The band included three more original Rats (guitarist Garry Roberts, drummer Simon Crowe and bassist Pete Briquette) and two stand-ins on co-lead guitar and keyboards; setlist was consistent with the UK shows (so was the snakeskin, which Geldof’s apparently worn at every gig). Musically, the Rats were always hard to pin down: They started out punk and quickly swerved into glam-pop, then took on some Queen-type grandeur before dabbling in funk and reggae (Their producer was Robert John “Mutt” Lange, working out the huge ’80s sound he’d later bring to Def Leppard and Shania Twain). But on Sunday they stuck with the punk, drawing only from the first three of their six albums. “I Never Loved Eva Braun” (in which an aging Hitler muses “Oh yeah, I conquered all those countries”) made a suitably cheeky opener, while the schoolgirl-lusting “Mary of the 4th Form,” the misogynistic “She’s Gonna Do You In” and of course “Mondays” (overemoted as always with only piano accompaniment) all proved that bad taste is timeless.

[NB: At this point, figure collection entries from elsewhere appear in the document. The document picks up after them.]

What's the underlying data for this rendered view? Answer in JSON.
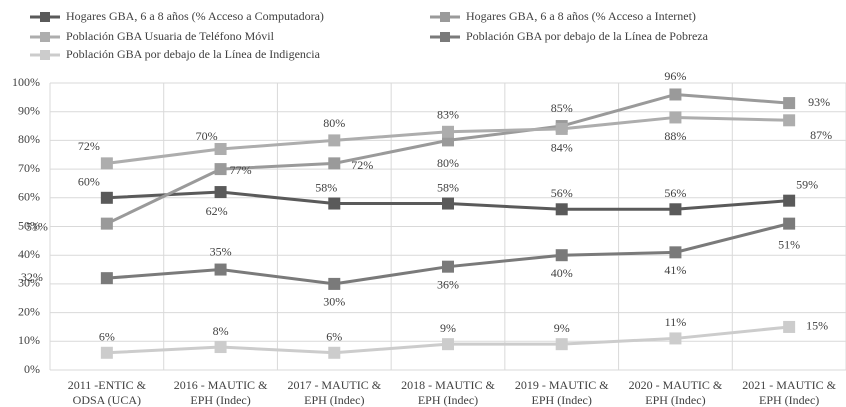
{
  "chart_data": {
    "type": "line",
    "categories": [
      [
        "2011 -ENTIC &",
        "ODSA (UCA)"
      ],
      [
        "2016 - MAUTIC &",
        "EPH (Indec)"
      ],
      [
        "2017 - MAUTIC &",
        "EPH (Indec)"
      ],
      [
        "2018 - MAUTIC &",
        "EPH (Indec)"
      ],
      [
        "2019 - MAUTIC &",
        "EPH (Indec)"
      ],
      [
        "2020 - MAUTIC &",
        "EPH (Indec)"
      ],
      [
        "2021 - MAUTIC &",
        "EPH (Indec)"
      ]
    ],
    "series": [
      {
        "name": "Hogares GBA, 6 a 8 años (% Acceso a Computadora)",
        "color": "#5a5a5a",
        "values": [
          60,
          62,
          58,
          58,
          56,
          56,
          59
        ],
        "value_labels": [
          "60%",
          "62%",
          "58%",
          "58%",
          "56%",
          "56%",
          "59%"
        ]
      },
      {
        "name": "Hogares GBA, 6 a 8 años (% Acceso a Internet)",
        "color": "#9a9a9a",
        "values": [
          51,
          70,
          72,
          80,
          85,
          96,
          93
        ],
        "value_labels": [
          "51%",
          "70%",
          "72%",
          "80%",
          "85%",
          "96%",
          "93%"
        ]
      },
      {
        "name": "Población GBA Usuaria de Teléfono Móvil",
        "color": "#adadad",
        "values": [
          72,
          77,
          80,
          83,
          84,
          88,
          87
        ],
        "value_labels": [
          "72%",
          "77%",
          "80%",
          "83%",
          "84%",
          "88%",
          "87%"
        ]
      },
      {
        "name": "Población GBA por debajo de la Línea de Pobreza",
        "color": "#7a7a7a",
        "values": [
          32,
          35,
          30,
          36,
          40,
          41,
          51
        ],
        "value_labels": [
          "32%",
          "35%",
          "30%",
          "36%",
          "40%",
          "41%",
          "51%"
        ]
      },
      {
        "name": "Población GBA por debajo de la Línea de Indigencia",
        "color": "#cccccc",
        "values": [
          6,
          8,
          6,
          9,
          9,
          11,
          15
        ],
        "value_labels": [
          "6%",
          "8%",
          "6%",
          "9%",
          "9%",
          "11%",
          "15%"
        ]
      }
    ],
    "ylim": [
      0,
      100
    ],
    "yticks": [
      {
        "value": 0,
        "label": "0%"
      },
      {
        "value": 10,
        "label": "10%"
      },
      {
        "value": 20,
        "label": "20%"
      },
      {
        "value": 30,
        "label": "30%"
      },
      {
        "value": 40,
        "label": "40%"
      },
      {
        "value": 50,
        "label": "50%"
      },
      {
        "value": 60,
        "label": "60%"
      },
      {
        "value": 70,
        "label": "70%"
      },
      {
        "value": 80,
        "label": "80%"
      },
      {
        "value": 90,
        "label": "90%"
      },
      {
        "value": 100,
        "label": "100%"
      }
    ],
    "grid": true
  }
}
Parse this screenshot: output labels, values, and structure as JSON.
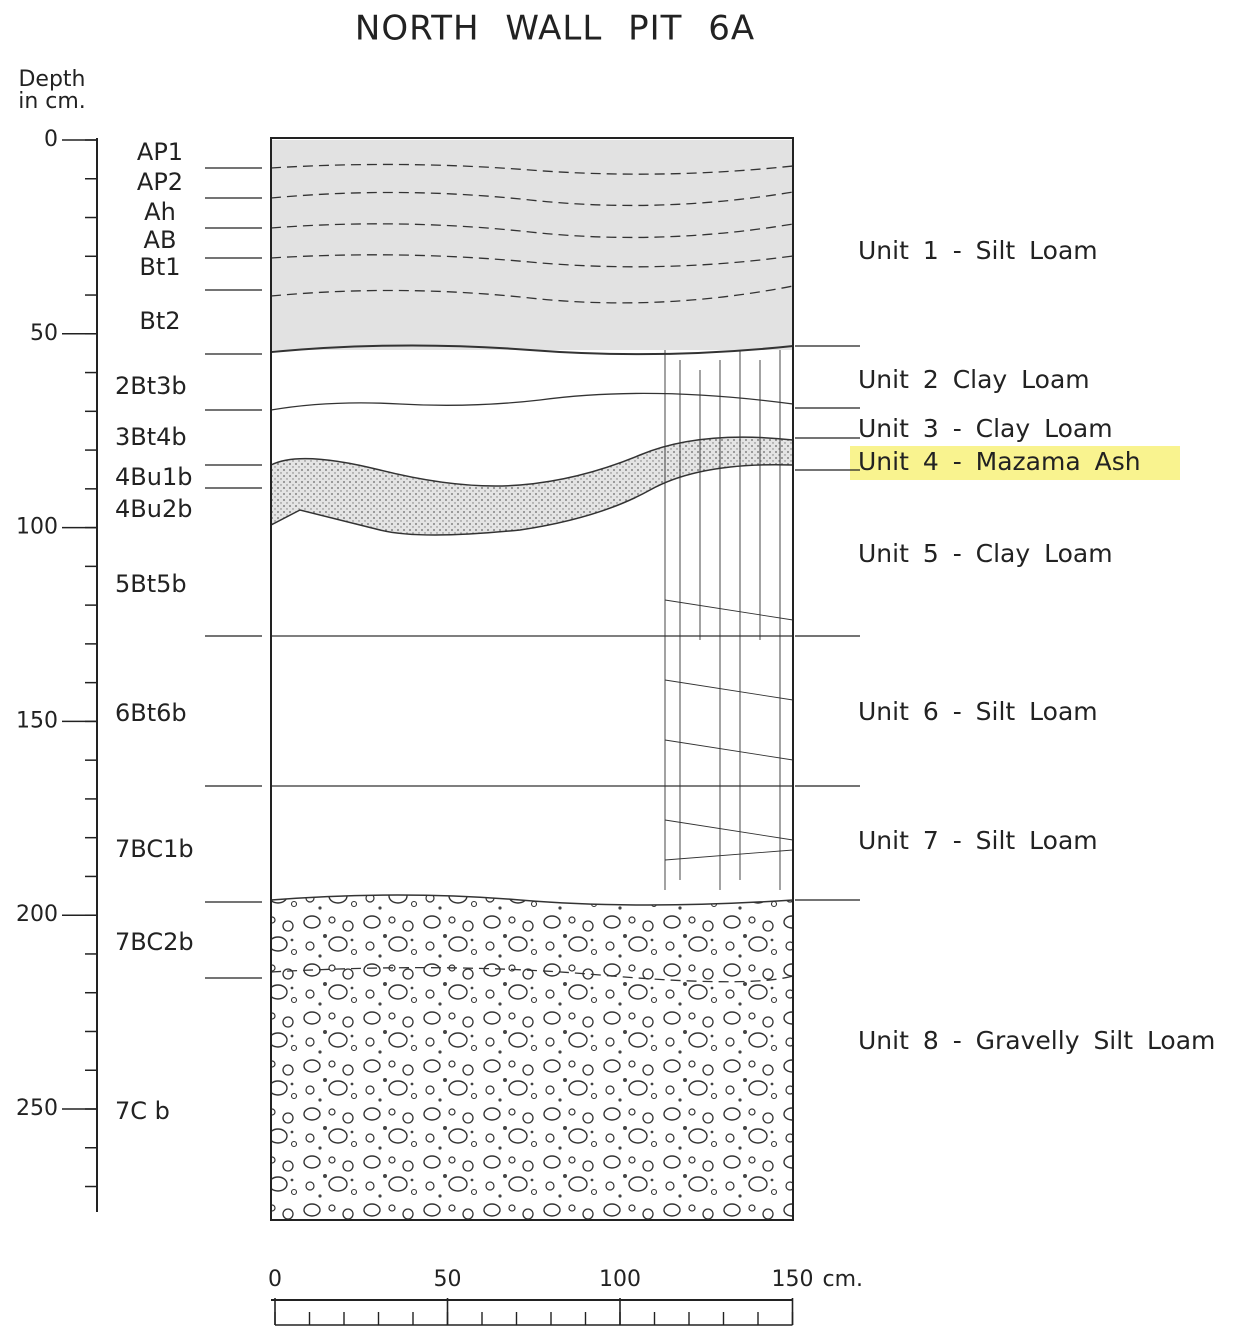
{
  "title": "NORTH WALL PIT 6A",
  "depth_axis": {
    "label": [
      "Depth",
      "in cm."
    ],
    "ticks": [
      0,
      50,
      100,
      150,
      200,
      250
    ]
  },
  "horizons": [
    "AP1",
    "AP2",
    "Ah",
    "AB",
    "Bt1",
    "Bt2",
    "2Bt3b",
    "3Bt4b",
    "4Bu1b",
    "4Bu2b",
    "5Bt5b",
    "6Bt6b",
    "7BC1b",
    "7BC2b",
    "7C b"
  ],
  "units": [
    "Unit 1 - Silt Loam",
    "Unit 2 Clay Loam",
    "Unit 3 - Clay Loam",
    "Unit 4 - Mazama Ash",
    "Unit 5 - Clay Loam",
    "Unit 6 - Silt Loam",
    "Unit 7 - Silt Loam",
    "Unit 8 - Gravelly Silt Loam"
  ],
  "width_scale": {
    "ticks": [
      0,
      50,
      100,
      150
    ],
    "unit": "cm."
  }
}
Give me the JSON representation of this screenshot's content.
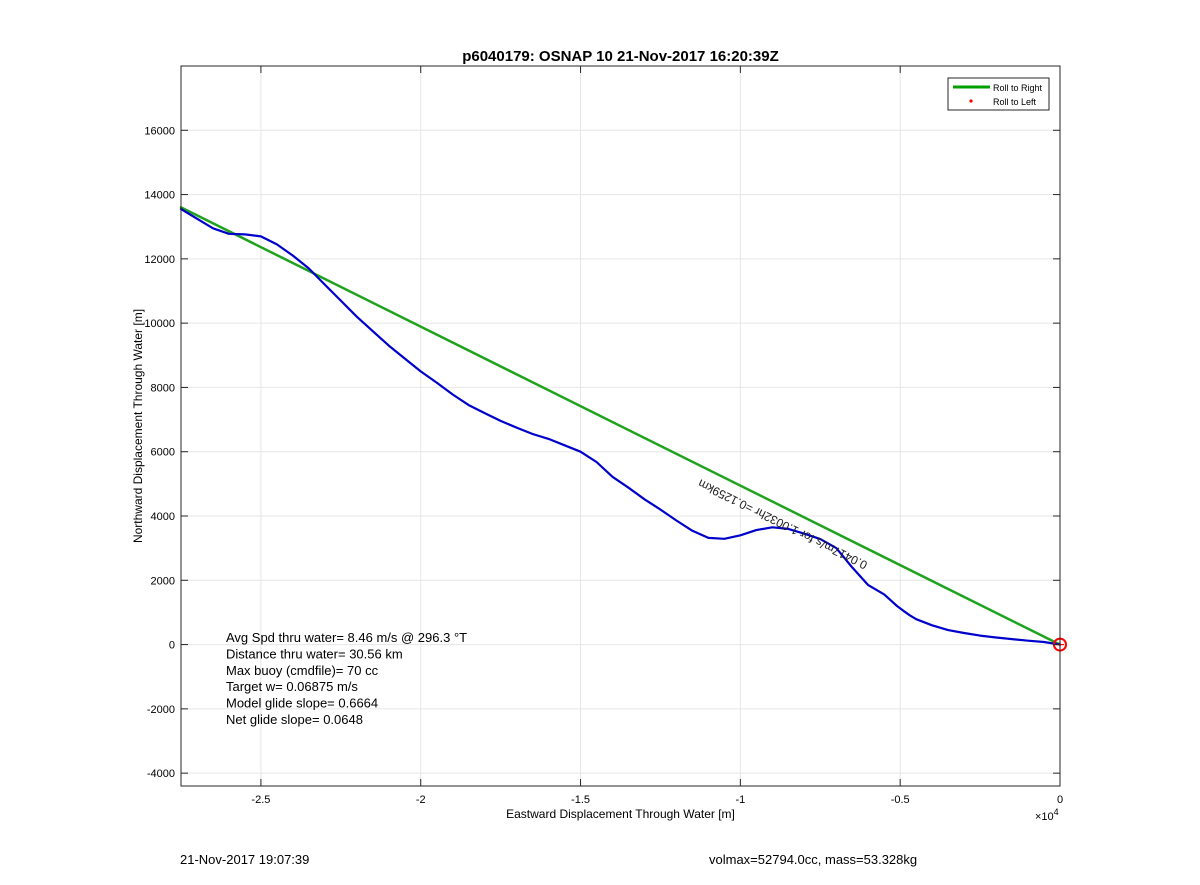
{
  "chart_data": {
    "type": "line",
    "title": "p6040179: OSNAP 10 21-Nov-2017 16:20:39Z",
    "xlabel": "Eastward Displacement Through Water [m]",
    "ylabel": "Northward Displacement Through Water [m]",
    "x_multiplier_label": "×10",
    "x_multiplier_exp": "4",
    "xlim": [
      -27500,
      0
    ],
    "ylim": [
      -4400,
      18000
    ],
    "grid": true,
    "xticks": [
      -25000,
      -20000,
      -15000,
      -10000,
      -5000,
      0
    ],
    "xtick_labels": [
      "-2.5",
      "-2",
      "-1.5",
      "-1",
      "-0.5",
      "0"
    ],
    "yticks": [
      -4000,
      -2000,
      0,
      2000,
      4000,
      6000,
      8000,
      10000,
      12000,
      14000,
      16000
    ],
    "ytick_labels": [
      "-4000",
      "-2000",
      "0",
      "2000",
      "4000",
      "6000",
      "8000",
      "10000",
      "12000",
      "14000",
      "16000"
    ],
    "legend": {
      "position": "top-right",
      "entries": [
        {
          "label": "Roll to Right",
          "color": "#00a000",
          "marker": "line"
        },
        {
          "label": "Roll to Left",
          "color": "#ff0000",
          "marker": "dot"
        }
      ]
    },
    "series": [
      {
        "name": "Roll to Right",
        "color": "#1fa31f",
        "x": [
          -27500,
          0
        ],
        "y": [
          13600,
          0
        ]
      },
      {
        "color": "#0000cc",
        "x": [
          -27500,
          -27000,
          -26500,
          -26000,
          -25500,
          -25000,
          -24500,
          -24000,
          -23500,
          -23000,
          -22500,
          -22000,
          -21500,
          -21000,
          -20500,
          -20000,
          -19500,
          -19000,
          -18500,
          -18000,
          -17500,
          -17000,
          -16500,
          -16000,
          -15500,
          -15000,
          -14500,
          -14000,
          -13500,
          -13000,
          -12500,
          -12000,
          -11500,
          -11000,
          -10500,
          -10000,
          -9500,
          -9000,
          -8500,
          -8000,
          -7500,
          -7000,
          -6500,
          -6000,
          -5500,
          -5300,
          -5100,
          -4900,
          -4700,
          -4500,
          -4000,
          -3500,
          -3000,
          -2500,
          -2000,
          -1500,
          -1000,
          -500,
          0
        ],
        "y": [
          13550,
          13250,
          12950,
          12780,
          12760,
          12700,
          12450,
          12100,
          11700,
          11200,
          10700,
          10200,
          9750,
          9300,
          8900,
          8500,
          8150,
          7780,
          7450,
          7200,
          6960,
          6750,
          6550,
          6400,
          6200,
          6000,
          5680,
          5220,
          4880,
          4520,
          4200,
          3860,
          3540,
          3320,
          3290,
          3400,
          3560,
          3650,
          3600,
          3450,
          3280,
          3000,
          2400,
          1850,
          1560,
          1380,
          1200,
          1050,
          910,
          790,
          600,
          450,
          360,
          280,
          220,
          170,
          120,
          80,
          0
        ]
      }
    ],
    "rotated_annotation": "0.0417m/s for 1.0032hr =0.1259km",
    "end_marker": {
      "x": 0,
      "y": 0,
      "color": "#ff0000"
    },
    "text_annotations": [
      {
        "text": "Avg Spd thru water=  8.46 m/s @ 296.3 °T"
      },
      {
        "text": "Distance thru water= 30.56 km"
      },
      {
        "text": "Max buoy (cmdfile)= 70 cc"
      },
      {
        "text": "Target w= 0.06875 m/s"
      },
      {
        "text": "Model glide slope= 0.6664"
      },
      {
        "text": "Net glide slope= 0.0648"
      }
    ]
  },
  "footer": {
    "timestamp": "21-Nov-2017 19:07:39",
    "mass_info": "volmax=52794.0cc, mass=53.328kg"
  }
}
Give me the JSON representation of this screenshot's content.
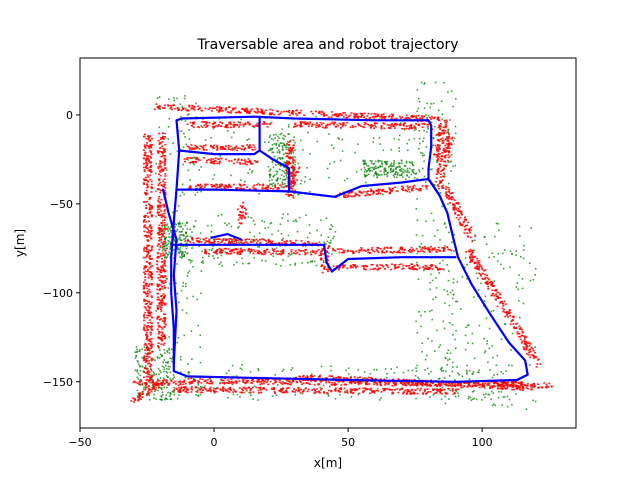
{
  "chart_data": {
    "type": "scatter",
    "title": "Traversable area and robot trajectory",
    "xlabel": "x[m]",
    "ylabel": "y[m]",
    "xlim": [
      -50,
      135
    ],
    "ylim": [
      -176,
      32
    ],
    "x_ticks": [
      -50,
      0,
      50,
      100
    ],
    "y_ticks": [
      0,
      -50,
      -100,
      -150
    ],
    "x_tick_labels": [
      "−50",
      "0",
      "50",
      "100"
    ],
    "y_tick_labels": [
      "0",
      "−50",
      "−100",
      "−150"
    ],
    "grid": false,
    "legend": "none",
    "colors": {
      "obstacle": "#ff0000",
      "traversable": "#008000",
      "trajectory": "#0000ff"
    },
    "series": [
      {
        "role": "trajectory",
        "color": "#0000ff",
        "paths": [
          [
            [
              -14,
              -3
            ],
            [
              -12,
              -2
            ],
            [
              15,
              -1
            ],
            [
              30,
              -2
            ],
            [
              60,
              -3
            ],
            [
              80,
              -3
            ],
            [
              81,
              -6
            ],
            [
              81,
              -18
            ],
            [
              80,
              -30
            ],
            [
              80,
              -36
            ],
            [
              84,
              -45
            ],
            [
              87,
              -55
            ],
            [
              89,
              -68
            ],
            [
              91,
              -80
            ],
            [
              96,
              -95
            ],
            [
              103,
              -112
            ],
            [
              110,
              -128
            ],
            [
              116,
              -138
            ],
            [
              117,
              -146
            ],
            [
              113,
              -149
            ],
            [
              90,
              -150
            ],
            [
              50,
              -149
            ],
            [
              20,
              -148
            ],
            [
              -10,
              -147
            ],
            [
              -15,
              -144
            ],
            [
              -15,
              -120
            ],
            [
              -16,
              -100
            ],
            [
              -16,
              -80
            ],
            [
              -15,
              -60
            ],
            [
              -14,
              -42
            ],
            [
              -13,
              -20
            ],
            [
              -14,
              -3
            ]
          ],
          [
            [
              -13,
              -20
            ],
            [
              0,
              -22
            ],
            [
              15,
              -22
            ],
            [
              17,
              -20
            ]
          ],
          [
            [
              17,
              -1
            ],
            [
              17,
              -20
            ],
            [
              22,
              -25
            ],
            [
              28,
              -30
            ],
            [
              28,
              -43
            ]
          ],
          [
            [
              -14,
              -42
            ],
            [
              0,
              -42
            ],
            [
              28,
              -43
            ],
            [
              45,
              -46
            ],
            [
              55,
              -40
            ],
            [
              70,
              -38
            ],
            [
              80,
              -36
            ],
            [
              84,
              -45
            ]
          ],
          [
            [
              -16,
              -73
            ],
            [
              0,
              -73
            ],
            [
              30,
              -73
            ],
            [
              41,
              -73
            ],
            [
              42,
              -83
            ],
            [
              44,
              -88
            ]
          ],
          [
            [
              44,
              -88
            ],
            [
              50,
              -81
            ],
            [
              70,
              -80
            ],
            [
              90,
              -80
            ]
          ],
          [
            [
              -1,
              -69
            ],
            [
              5,
              -67
            ],
            [
              10,
              -70
            ]
          ],
          [
            [
              -19,
              -42
            ],
            [
              -17,
              -55
            ],
            [
              -14,
              -70
            ],
            [
              -15,
              -90
            ],
            [
              -14,
              -110
            ],
            [
              -15,
              -140
            ]
          ]
        ]
      },
      {
        "role": "obstacle",
        "color": "#ff0000",
        "segments": [
          [
            [
              -21,
              5
            ],
            [
              83,
              -2
            ]
          ],
          [
            [
              -25,
              -10
            ],
            [
              -25,
              -155
            ]
          ],
          [
            [
              -20,
              -10
            ],
            [
              -20,
              -130
            ]
          ],
          [
            [
              -10,
              -149
            ],
            [
              113,
              -151
            ]
          ],
          [
            [
              -15,
              -154
            ],
            [
              90,
              -155
            ]
          ],
          [
            [
              30,
              -147
            ],
            [
              120,
              -153
            ]
          ],
          [
            [
              85,
              -2
            ],
            [
              83,
              -25
            ]
          ],
          [
            [
              88,
              -10
            ],
            [
              83,
              -40
            ]
          ],
          [
            [
              86,
              -40
            ],
            [
              96,
              -70
            ]
          ],
          [
            [
              94,
              -75
            ],
            [
              113,
              -120
            ]
          ],
          [
            [
              113,
              -120
            ],
            [
              120,
              -140
            ]
          ],
          [
            [
              -20,
              -150
            ],
            [
              -30,
              -160
            ]
          ],
          [
            [
              -10,
              -5
            ],
            [
              20,
              -5
            ]
          ],
          [
            [
              -10,
              -18
            ],
            [
              15,
              -18
            ]
          ],
          [
            [
              -10,
              -25
            ],
            [
              15,
              -26
            ]
          ],
          [
            [
              -10,
              -40
            ],
            [
              25,
              -40
            ]
          ],
          [
            [
              30,
              -5
            ],
            [
              80,
              -6
            ]
          ],
          [
            [
              28,
              -15
            ],
            [
              28,
              -40
            ]
          ],
          [
            [
              30,
              -30
            ],
            [
              28,
              -46
            ]
          ],
          [
            [
              45,
              -45
            ],
            [
              80,
              -40
            ]
          ],
          [
            [
              -10,
              -70
            ],
            [
              40,
              -72
            ]
          ],
          [
            [
              -5,
              -76
            ],
            [
              40,
              -77
            ]
          ],
          [
            [
              41,
              -72
            ],
            [
              41,
              -87
            ]
          ],
          [
            [
              45,
              -76
            ],
            [
              88,
              -75
            ]
          ],
          [
            [
              45,
              -85
            ],
            [
              85,
              -85
            ]
          ],
          [
            [
              100,
              -150
            ],
            [
              125,
              -152
            ]
          ],
          [
            [
              10,
              -50
            ],
            [
              10,
              -60
            ]
          ],
          [
            [
              -30,
              -150
            ],
            [
              -10,
              -150
            ]
          ]
        ]
      },
      {
        "role": "traversable",
        "color": "#008000",
        "regions": [
          [
            -22,
            12,
            -5,
            -160
          ],
          [
            -15,
            0,
            90,
            -45
          ],
          [
            75,
            20,
            90,
            -150
          ],
          [
            85,
            -60,
            120,
            -165
          ],
          [
            -30,
            -130,
            -15,
            -160
          ],
          [
            -10,
            -140,
            110,
            -160
          ],
          [
            -10,
            -55,
            45,
            -85
          ],
          [
            55,
            -25,
            75,
            -35
          ],
          [
            20,
            -10,
            30,
            -40
          ],
          [
            -20,
            -60,
            -10,
            -80
          ]
        ]
      }
    ]
  }
}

You’ll have to forgive the encore, a new song called, wait for it, “The Boomtown Rats” that aimed to fuse punk with techno. And you’ll have to forgive one occasion where Geldof took his Jagger fixation too far by attempting to play blues harmonica. Those were the night’s only glitches: This was a band that took its reunion as a personal challenge to come off as reckless as they did in their prime, and it was great to see a reunion show with no maturity about it.


Brett Milano has been covering music in Boston for decades, and is the author of Vinyl Junkies: Adventures in Record Collecting (St. Martins, 2001) and The Sound of Our Town: A History of Boston Rock & Roll (Commonwealth Editions, 2007). He recently returned from New Orleans where he was editor of the music and culture magazine OffBeat.